O niponino agora estava cheio, tinha gente que ia pra Chiaro di Luna, gente que estava voltando do Cerro Torre, e os dois dias seguintes prometiam ser bons! Nós tínhamos como plano inicial escalar a agulha La'S, pelo lado que estávamos, esse itinerário inclui uma caminhada de aproximadamente 6h, uma escalada de três enfiadas de 5 grau e mais umas 6h pra voltar pro camp. Devido ao cansaço acumulado demos por encerrada nossa temporada pelas agulhas de Chalén e voltamos pra cidade, caminhando em dois dias, bem lentamente, comendo toda a comida que restou e comemorando uma temporada de muita SUERTE!!!

DIAS EXTRAS

Ainda tínhamos alguns dias na cidade antes de voltar pro Brasil, escalamos uma via bem legal no Cerro Rosado com um vento que nos empurrava pra cima, fomos com o Bernardo e a Luciana em uma fissurinha de dedo bem dura em algum lugar no bosque, e no último dia, escalamos "La Nueva", no Paredón de Los Condores, uma via com cinco enfiadas curtas, com um crux de 7a bem estranho, e algumas passadas mistas bel legais!
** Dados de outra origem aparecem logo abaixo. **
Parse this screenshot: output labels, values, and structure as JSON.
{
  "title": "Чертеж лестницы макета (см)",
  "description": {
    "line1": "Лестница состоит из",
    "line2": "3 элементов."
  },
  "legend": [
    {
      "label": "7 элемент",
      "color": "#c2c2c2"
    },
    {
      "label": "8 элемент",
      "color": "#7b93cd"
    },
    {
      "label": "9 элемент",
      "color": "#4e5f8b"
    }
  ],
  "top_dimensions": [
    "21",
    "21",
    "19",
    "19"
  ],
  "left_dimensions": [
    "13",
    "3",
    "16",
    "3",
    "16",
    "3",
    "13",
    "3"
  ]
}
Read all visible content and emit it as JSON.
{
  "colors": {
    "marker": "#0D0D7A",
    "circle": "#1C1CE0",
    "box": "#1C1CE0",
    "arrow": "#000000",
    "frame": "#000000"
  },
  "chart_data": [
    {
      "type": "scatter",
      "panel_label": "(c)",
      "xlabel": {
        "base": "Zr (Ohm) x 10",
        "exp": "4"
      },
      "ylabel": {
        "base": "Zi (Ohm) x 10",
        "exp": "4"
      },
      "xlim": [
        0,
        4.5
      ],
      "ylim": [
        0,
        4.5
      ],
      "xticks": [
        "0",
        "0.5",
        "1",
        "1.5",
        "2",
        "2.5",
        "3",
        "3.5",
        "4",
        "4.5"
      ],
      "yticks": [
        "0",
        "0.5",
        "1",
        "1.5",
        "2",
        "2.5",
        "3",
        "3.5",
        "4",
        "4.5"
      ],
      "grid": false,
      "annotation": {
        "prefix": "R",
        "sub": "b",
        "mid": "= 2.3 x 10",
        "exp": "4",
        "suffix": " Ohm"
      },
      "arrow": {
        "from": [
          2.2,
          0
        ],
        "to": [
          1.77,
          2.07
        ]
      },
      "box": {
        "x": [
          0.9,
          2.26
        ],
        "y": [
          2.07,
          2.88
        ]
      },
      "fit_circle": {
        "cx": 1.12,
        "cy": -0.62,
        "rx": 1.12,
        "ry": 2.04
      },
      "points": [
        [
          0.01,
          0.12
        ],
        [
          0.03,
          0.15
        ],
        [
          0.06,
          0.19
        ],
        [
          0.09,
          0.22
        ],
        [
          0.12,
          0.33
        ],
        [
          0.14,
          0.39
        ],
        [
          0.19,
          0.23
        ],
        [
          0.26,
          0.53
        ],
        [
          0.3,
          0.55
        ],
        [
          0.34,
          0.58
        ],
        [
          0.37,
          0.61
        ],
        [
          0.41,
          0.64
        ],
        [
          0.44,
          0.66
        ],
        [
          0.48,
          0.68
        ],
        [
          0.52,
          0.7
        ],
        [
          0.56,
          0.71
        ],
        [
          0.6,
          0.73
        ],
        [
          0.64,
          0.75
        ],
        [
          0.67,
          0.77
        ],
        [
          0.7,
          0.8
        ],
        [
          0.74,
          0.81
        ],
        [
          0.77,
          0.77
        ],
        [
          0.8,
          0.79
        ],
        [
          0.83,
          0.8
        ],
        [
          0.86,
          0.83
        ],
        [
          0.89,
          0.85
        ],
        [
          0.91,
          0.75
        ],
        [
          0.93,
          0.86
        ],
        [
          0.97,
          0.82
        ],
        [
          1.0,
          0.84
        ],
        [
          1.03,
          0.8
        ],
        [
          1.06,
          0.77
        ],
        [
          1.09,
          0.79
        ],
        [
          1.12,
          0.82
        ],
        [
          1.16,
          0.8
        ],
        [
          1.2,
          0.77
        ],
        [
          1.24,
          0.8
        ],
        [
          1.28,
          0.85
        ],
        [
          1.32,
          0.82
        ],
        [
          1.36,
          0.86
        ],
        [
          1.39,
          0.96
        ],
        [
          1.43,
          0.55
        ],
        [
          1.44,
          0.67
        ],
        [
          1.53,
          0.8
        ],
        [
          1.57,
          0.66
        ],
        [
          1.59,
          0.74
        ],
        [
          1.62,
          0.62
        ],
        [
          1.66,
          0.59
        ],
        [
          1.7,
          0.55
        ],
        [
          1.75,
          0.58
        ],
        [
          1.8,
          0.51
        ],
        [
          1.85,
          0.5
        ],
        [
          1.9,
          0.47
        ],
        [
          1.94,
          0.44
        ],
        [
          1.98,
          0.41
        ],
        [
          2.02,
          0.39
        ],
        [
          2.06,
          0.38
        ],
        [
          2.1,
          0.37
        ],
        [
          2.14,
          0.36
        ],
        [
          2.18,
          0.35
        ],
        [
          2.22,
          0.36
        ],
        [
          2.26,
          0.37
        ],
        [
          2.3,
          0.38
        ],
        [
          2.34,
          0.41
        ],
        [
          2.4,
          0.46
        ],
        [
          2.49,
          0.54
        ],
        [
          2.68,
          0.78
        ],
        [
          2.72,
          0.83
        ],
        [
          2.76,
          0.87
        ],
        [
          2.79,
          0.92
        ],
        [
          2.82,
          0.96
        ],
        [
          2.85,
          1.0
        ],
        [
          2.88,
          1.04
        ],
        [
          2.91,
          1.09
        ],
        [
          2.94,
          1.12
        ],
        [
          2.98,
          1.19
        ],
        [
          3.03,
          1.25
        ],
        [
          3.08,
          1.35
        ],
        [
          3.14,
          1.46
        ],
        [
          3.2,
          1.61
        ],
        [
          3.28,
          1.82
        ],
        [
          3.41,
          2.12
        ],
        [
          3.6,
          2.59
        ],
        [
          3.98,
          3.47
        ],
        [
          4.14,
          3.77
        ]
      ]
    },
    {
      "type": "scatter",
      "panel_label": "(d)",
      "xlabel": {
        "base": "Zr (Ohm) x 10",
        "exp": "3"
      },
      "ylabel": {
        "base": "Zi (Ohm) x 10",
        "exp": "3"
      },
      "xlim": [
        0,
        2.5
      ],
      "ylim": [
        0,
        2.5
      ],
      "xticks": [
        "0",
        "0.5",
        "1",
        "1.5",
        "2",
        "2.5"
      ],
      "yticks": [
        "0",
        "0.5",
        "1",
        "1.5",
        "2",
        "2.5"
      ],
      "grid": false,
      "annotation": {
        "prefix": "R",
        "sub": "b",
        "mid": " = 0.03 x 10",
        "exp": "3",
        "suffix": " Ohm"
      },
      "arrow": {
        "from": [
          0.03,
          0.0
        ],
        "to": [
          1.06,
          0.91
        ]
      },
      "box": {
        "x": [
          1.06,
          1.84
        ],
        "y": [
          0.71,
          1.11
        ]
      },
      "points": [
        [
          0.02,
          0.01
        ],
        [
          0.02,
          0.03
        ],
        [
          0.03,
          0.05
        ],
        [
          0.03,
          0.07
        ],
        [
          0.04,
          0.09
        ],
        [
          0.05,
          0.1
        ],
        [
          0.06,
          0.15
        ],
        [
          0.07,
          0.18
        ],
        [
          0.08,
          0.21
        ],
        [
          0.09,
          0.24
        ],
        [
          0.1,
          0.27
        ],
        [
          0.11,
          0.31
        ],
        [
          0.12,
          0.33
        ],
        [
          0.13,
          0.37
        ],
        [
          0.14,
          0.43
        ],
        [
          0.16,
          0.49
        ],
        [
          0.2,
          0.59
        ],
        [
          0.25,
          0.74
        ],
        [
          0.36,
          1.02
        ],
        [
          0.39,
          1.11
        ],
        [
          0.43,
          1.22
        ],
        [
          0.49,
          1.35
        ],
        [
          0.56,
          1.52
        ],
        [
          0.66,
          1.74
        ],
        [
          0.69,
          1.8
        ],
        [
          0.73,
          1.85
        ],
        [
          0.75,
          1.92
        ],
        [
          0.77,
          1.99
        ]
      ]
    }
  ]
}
Paredón de Los Cóndores visto da janela da barraca

Terminamos assim nossos 25 dias em El Chaltén, depois foram cerca de 30 horas de viagens até chegar em casa. Valeu DCC por mais essa expedição!! 

Próximo post vem com o vídeo da trip!

Boas escaladas!!!




segunda-feira, 2 de março de 2015

Medialuna - Chaltén 2015

DESCANSO E MUDANÇA

Após a chegada em Chaltén, caminhada pro polacos, escalada na Saint Exupéry, tudo relatado no post anterior, chegamos ao nosso 3° dia de janela, neste dia acordamos às 14h! Nosso único trabalho do dia foi, além de comer e dormir, desmontar acampamento em "polacos" e descer até o Niponino, onde montamos novamente a "carpa".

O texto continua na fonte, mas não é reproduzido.